The expression pd.DataFrame({'a':['a','b','c']}).to_dict(orient="records")
returns a list of dict
s like: [{'a': 'a'}, {'a': 'b'}, {'a': 'c'}]
, so I will use that example output from here on for the sake of simplicity.
You have the table in your metadata object which you already retrieve with m.tables['test.test']
, and that Table
object can be used to generate its own insert statement:
print(m.tables['test.test'].insert())
# INSERT INTO test.test (a) VALUES (%(a)s)
And to execute multiple statements we can pass the list of dictionaries to Connection.execute()
as I illustrate below.
One of the benefits of the ORM Session
is that it allows for explicit transaction management, where you call Session.rollback()
or Session.commit()
wherever necessary.
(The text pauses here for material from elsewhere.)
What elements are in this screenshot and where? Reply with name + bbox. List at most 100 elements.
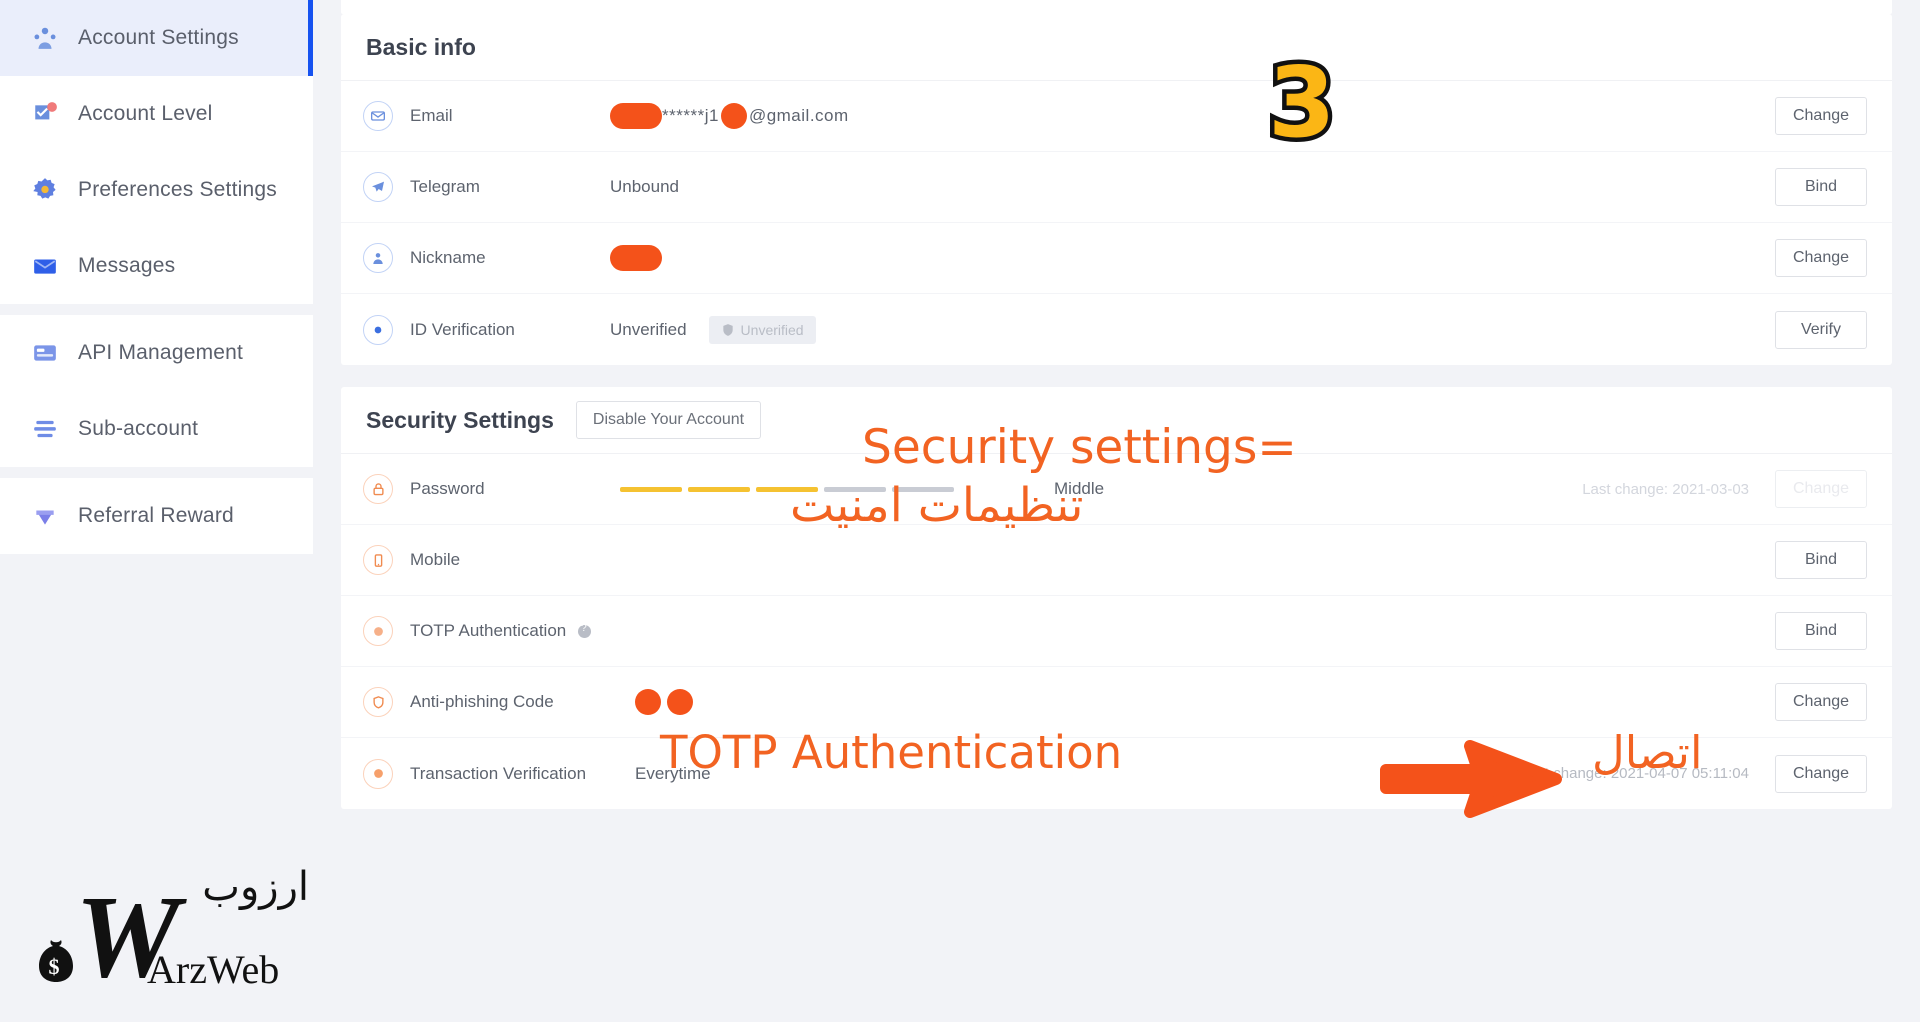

Connection objects can also explicitly operate within transactions similar to the Session
using Engine.begin()
.
For example, using a context manager:
with engine.begin() as conn:
conn.execute(
m.tables['test.test'].insert(),
*[{'a': 'a'}, {'a': 'b'}, {'a': 'c'}]
)
This will automatically commit the query if there are no errors within the context, and rollback if there are errors.
The engine logs show this expression issues the following query:
INSERT INTO test.test (a) VALUES (%(a)s)
({'a': 'a'}, {'a': 'b'}, {'a': 'c'})
The following contrived example shows your original query through using Session.bulk_insert_mappings()
. I've had to create an ORM model to represent the table and add an id
field to the table as the ORM doesn't like working without primary keys.
m = MetaData(bind=engine,schema='test')
Base = declarative_base(metadata=m)
class Test(Base):
__tablename__ = 'test'
id = Column(Integer, primary_key=True)
a = Column(Text)
Session = sessionmaker(bind=engine)
s = Session()
s.bulk_insert_mappings(get_mapper(m.tables['test.test']), pd.DataFrame({'a':['a','b','c']}).to_dict(orient="records"))
s.commit()
s.close()
And this is the executed query from the engine logs:
INSERT INTO test.test (a) VALUES (%(a)s)
({'a': 'a'}, {'a': 'b'}, {'a': 'c'})
Which you will note is exactly the same query as we were able to achieve through using the Core directly.